In this third and final volume of his magnum opus, O'Donovan turns his attention to the forward horizon with which moral thinking must engage. Moral experience, he argues, is necessarily two-directional, looking both back at responsibility and forward at aims. The Pauline triad of theological virtues (faith, love, and hope) describes a form of responsibility, and its climax in the sovereignty of love opens the way to a definitive teleology.

Entering into Rest offers O'Donovan's mature reflections on questions that have engaged him throughout his career and provides a synoptic view of many of his main themes.
REVIEWS
Sarah Coakley
— University of Cambridge
"Oliver O'Donovan here completes his magisterial trilogy on theological ethics with an invitation to consider what it would be to 'fall away in God's glory,' to 'learn love anew' at the end of time. Intense, complex, and closely argued, this deceptively short volume on love recapitulates many of the neo-Augustinian themes of O'Donovan's earlier writing, but with a directness and brilliance that are utterly compelling."
Eric Gregory
— Princeton University
"Learned, stylish, and wise, this climactic volume of O'Donovan's trilogy on ethics as theology is the work of a master craftsman. Entering into Rest makes Christian ethics exciting and surprising again; and, more importantly, by stretching categories of religious and secular thought with eschatological horizons, it has something constructive to say to our spiritual and intellectual lives and the communities that sustain them."
Luke Bretherton
— Duke Divinity School
"A profound meditation on the nature and form of moral action with and for others in which theology is no mere adornment; rather, it is the bone and sinew of the position developed. This book forms the capstone of O'Donovan's theological ethics and concludes what is a remarkable testimony not just to his erudition and insight but also to his desire that the church be sanctified so that it might inhabit and bear witness to a faithful, hopeful, and loving way of being alive."
Hans Boersma
— Regent College
"Entering into Rest blows the dust off the word 'devotion.' Devotion, explains O'Donovan, is about uniting knowledge and energy in the supremacy of love. To explore what this means for the duties and ends of ethics, O'Donovan takes us back, yet again, to the Christian Scriptures—always in profound dialogue with the wisdom of the centuries, drawn from philosophers and theologians, from novelists and poets. Itself the mature fruit of devotion, this book is a profound encouragement on our pilgrimage to the God of love."
Expository Times
"Entering into Rest continues in the spirit of the previous two volumes, offering wide-ranging and spiritually-infused insights. O'Donovan masterfully blends academic rigor with a pastoral tone, a quality frequently missing in much contemporary ethical writing."
Times Literary Supplement
"With Entering into Rest, O'Donovan brings to completion Ethics as Theology, a masterly trilogy that cements his position as one of the world's finest living theologians."
Joseph E. Capizzi in Modern Theology
“Peerless.”

Sarah Coakley in Modern Theology
“O’Donovan’s style has always been condensed, erudite, fine-tuned (though never obfuscating); but now it is increasingly laced with memorable metaphoric phrases.”
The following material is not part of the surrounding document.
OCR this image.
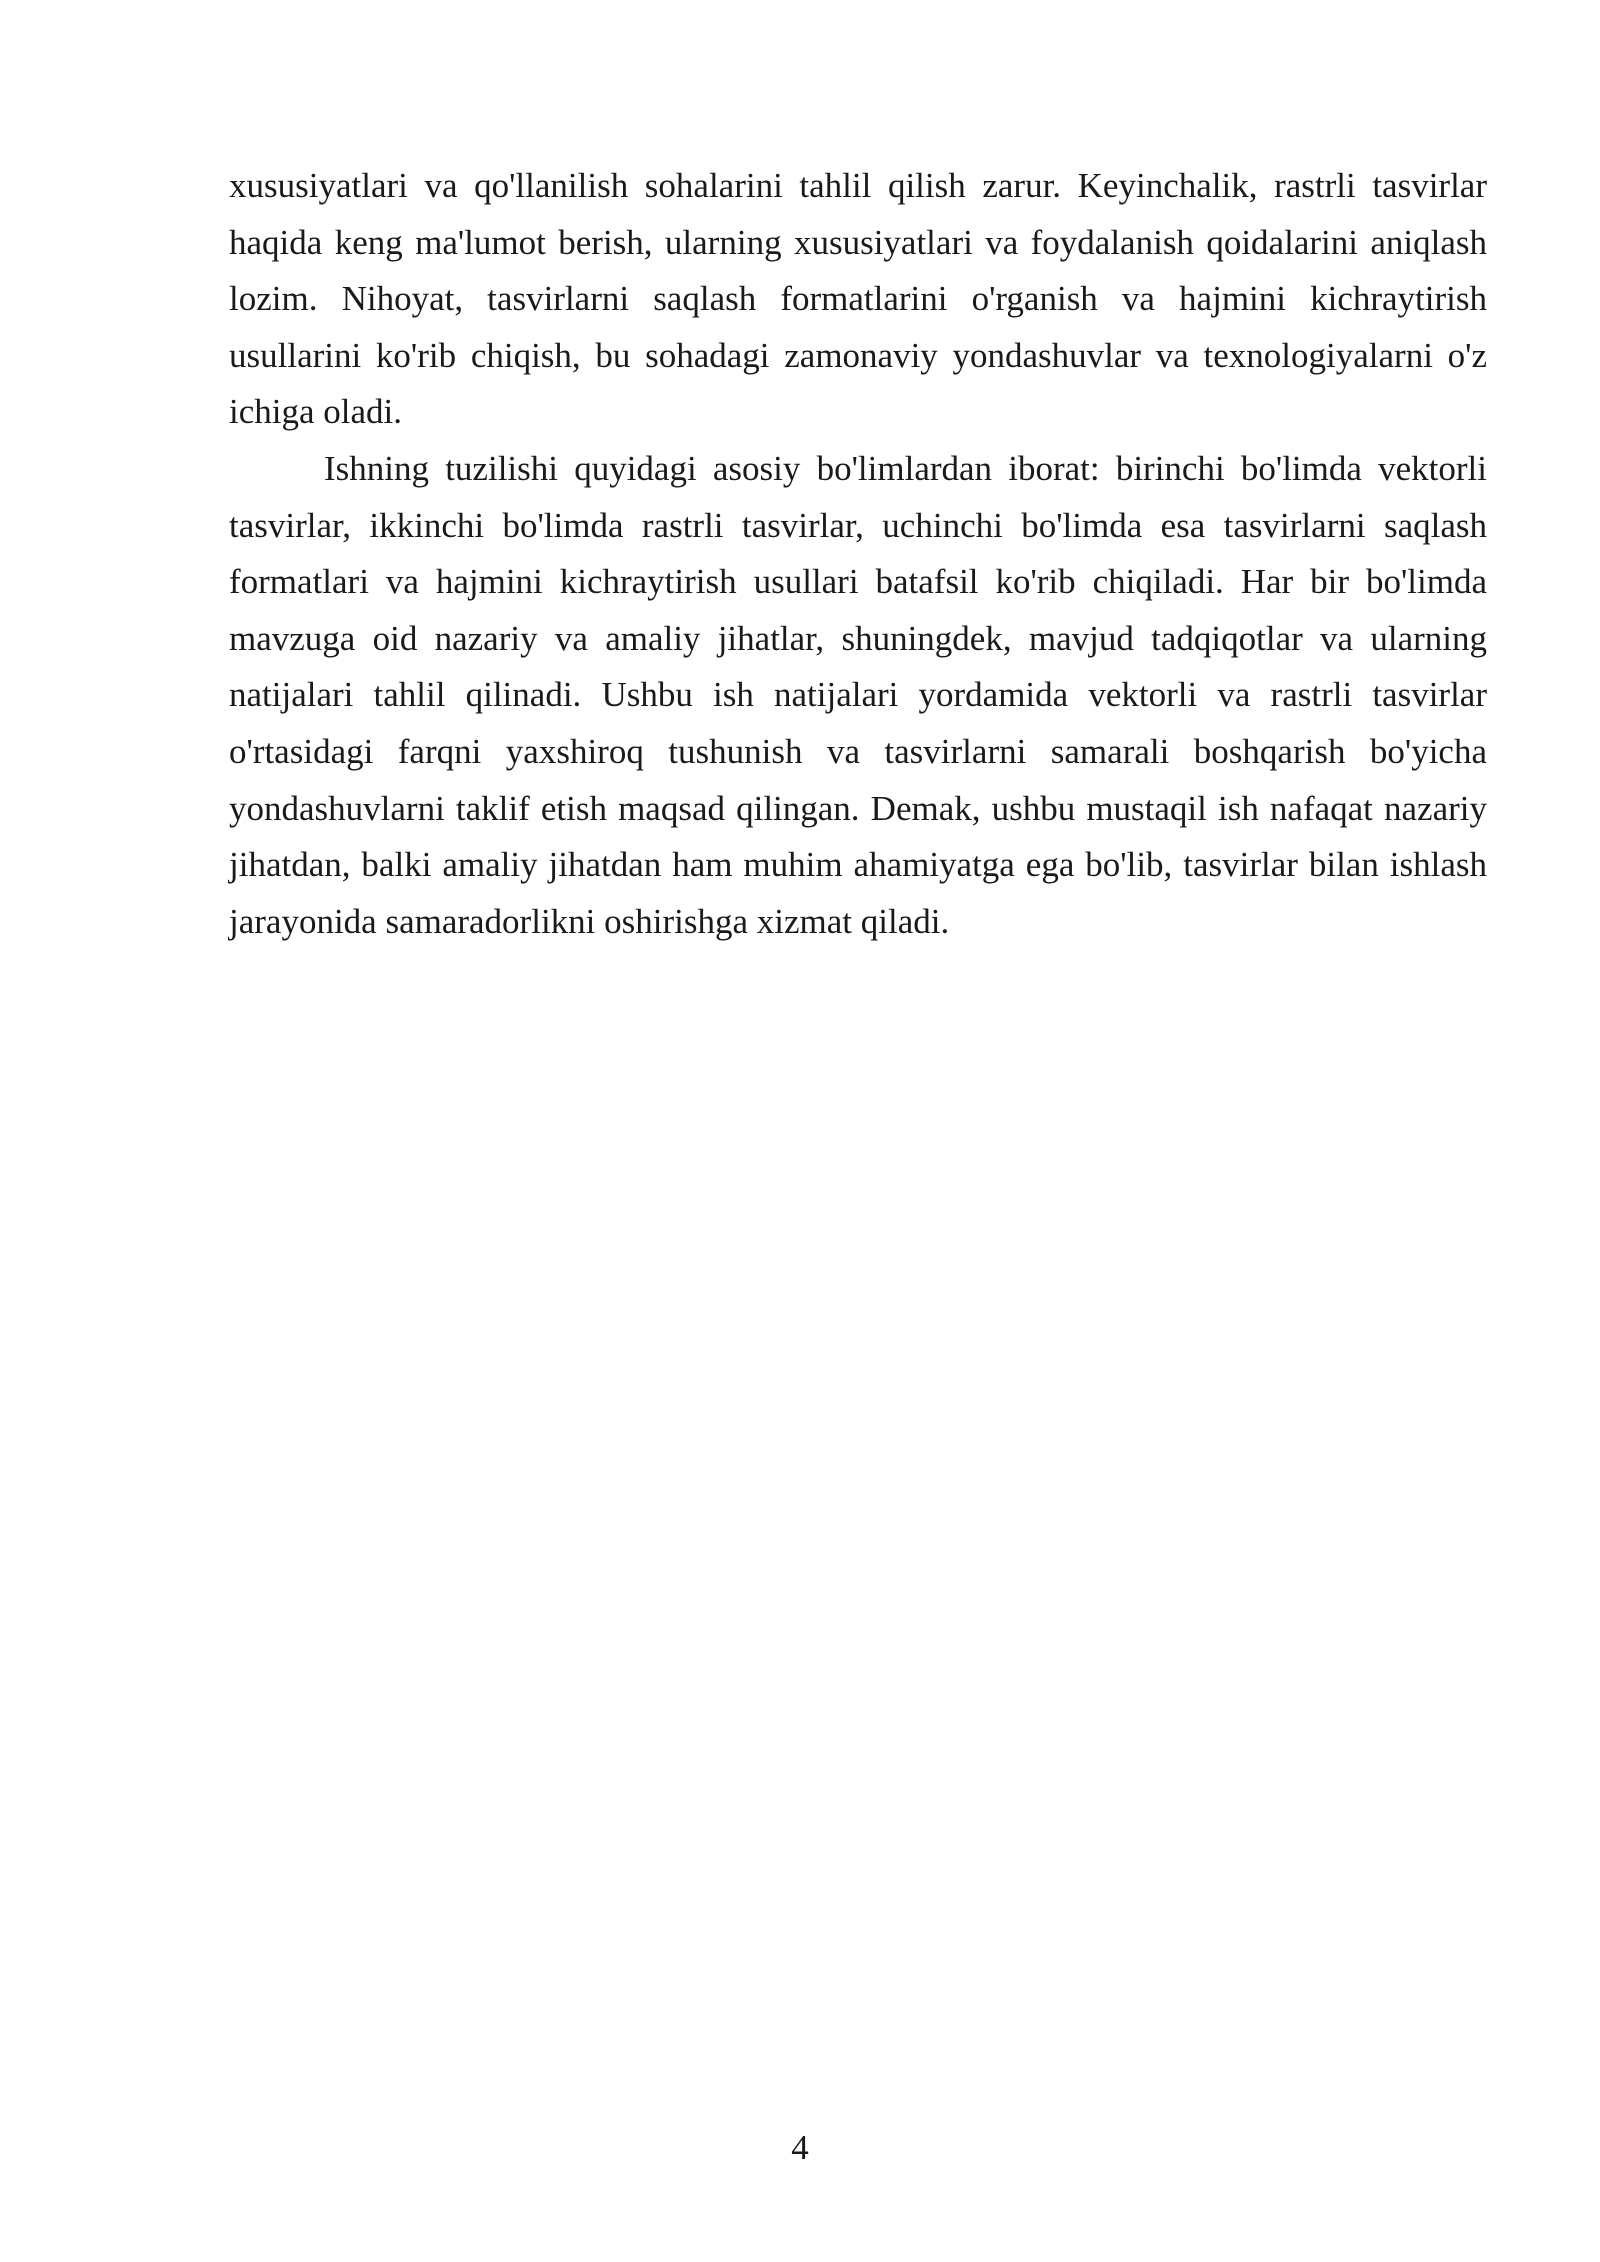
xususiyatlari va qo'llanilish sohalarini tahlil qilish zarur. Keyinchalik, rastrli tasvirlar haqida keng ma'lumot berish, ularning xususiyatlari va foydalanish qoidalarini aniqlash lozim. Nihoyat, tasvirlarni saqlash formatlarini o'rganish va hajmini kichraytirish usullarini ko'rib chiqish, bu sohadagi zamonaviy yondashuvlar va texnologiyalarni o'z ichiga oladi.

Ishning tuzilishi quyidagi asosiy bo'limlardan iborat: birinchi bo'limda vektorli tasvirlar, ikkinchi bo'limda rastrli tasvirlar, uchinchi bo'limda esa tasvirlarni saqlash formatlari va hajmini kichraytirish usullari batafsil ko'rib chiqiladi. Har bir bo'limda mavzuga oid nazariy va amaliy jihatlar, shuningdek, mavjud tadqiqotlar va ularning natijalari tahlil qilinadi. Ushbu ish natijalari yordamida vektorli va rastrli tasvirlar o'rtasidagi farqni yaxshiroq tushunish va tasvirlarni samarali boshqarish bo'yicha yondashuvlarni taklif etish maqsad qilingan. Demak, ushbu mustaqil ish nafaqat nazariy jihatdan, balki amaliy jihatdan ham muhim ahamiyatga ega bo'lib, tasvirlar bilan ishlash jarayonida samaradorlikni oshirishga xizmat qiladi.

4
Jennifer A. Herdt in Modern Theology
“What Ethics as Theology achieves with extraordinary skill is the performance of a Gospel-normed ethics that dwells in a loving way on the shape of natural moral experience and the practical questions of ordinary people, including those for whom theological categories are alien or dead.”

Charles Mathewes in Modern Theology
“The overall approach of the work is powerful, and the discrete moments of analysis often vivid, illuminating, and affecting. I will be reading and re-reading these books for a long time.”